I did do you a detailed reply but for some reason it just didn't go. But in a nutshell small arms repairs ceased In 1866, but there is not doubt the clothing store continued for some time.  In fact it wasn't until the new clothing store was built at Weedon in 1902 that most stores were centralised.

My book as 90th mentions can be purchased from my website, or if anyone wants a signed copy, by emailing me at neilaspinshaw@sky.com.  Ive got some regular plus the leather bound collectors editions left. £49.95 & £99.95 respectively. + Post.

Neil, I wanted to thank you for helping with this research into the Pimlico Millbank Repairing Manufactory and the part that it played in the story of the British Army Armourer Sergeant.
 
As you might know, the Armourer Sergeants, who informally existed since the 1700s at least (probably before) and were formalised from 1802, have never had their story properly told. This seems a great injustice given that without them the muskets and rifles would never have been able to function as they did.  In short, without them there might never have been an empire.  The old adage, 'for the want of a horseshoe nail', comes to mind.

Placed in a corps of their own from 1858, the Armourer Sergeants were the Cinderella’s of the Army, needed and yet virtually ignored historically.

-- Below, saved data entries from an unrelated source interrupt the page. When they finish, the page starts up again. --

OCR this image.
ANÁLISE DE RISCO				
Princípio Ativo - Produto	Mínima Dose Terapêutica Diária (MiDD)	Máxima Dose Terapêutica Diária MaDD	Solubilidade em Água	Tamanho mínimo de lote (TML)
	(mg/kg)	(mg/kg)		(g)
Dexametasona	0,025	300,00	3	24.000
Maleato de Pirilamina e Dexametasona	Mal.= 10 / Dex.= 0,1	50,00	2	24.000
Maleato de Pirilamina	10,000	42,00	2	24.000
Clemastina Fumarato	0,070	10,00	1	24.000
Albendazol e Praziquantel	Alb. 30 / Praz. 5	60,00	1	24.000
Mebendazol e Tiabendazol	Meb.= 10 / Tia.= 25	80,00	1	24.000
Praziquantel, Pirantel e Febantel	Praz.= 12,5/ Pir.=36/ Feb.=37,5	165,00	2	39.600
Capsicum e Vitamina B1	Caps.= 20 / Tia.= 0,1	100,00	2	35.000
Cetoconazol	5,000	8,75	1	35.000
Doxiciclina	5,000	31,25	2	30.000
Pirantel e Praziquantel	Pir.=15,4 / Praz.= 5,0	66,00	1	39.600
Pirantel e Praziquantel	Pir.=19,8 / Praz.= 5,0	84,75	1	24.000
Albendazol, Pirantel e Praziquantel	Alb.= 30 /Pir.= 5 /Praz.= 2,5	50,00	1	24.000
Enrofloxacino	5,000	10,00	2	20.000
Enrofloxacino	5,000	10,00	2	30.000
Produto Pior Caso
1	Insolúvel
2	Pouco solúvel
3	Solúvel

Placed in the OSC/ASC in the late 1890s and then REME in 1942, the division of their historical timeline between the archives of the contemporary Royal Logistics Corps and REME has led to much information and interest falling between the two stools and to a degree lost from sight.  

Anything that you can do, please, to tease out hidden details of the activities and personalities at the Pimlico Millbank Repairing Manufactory, as requested by Peter above, will help to throw some light into very dark corners indeed.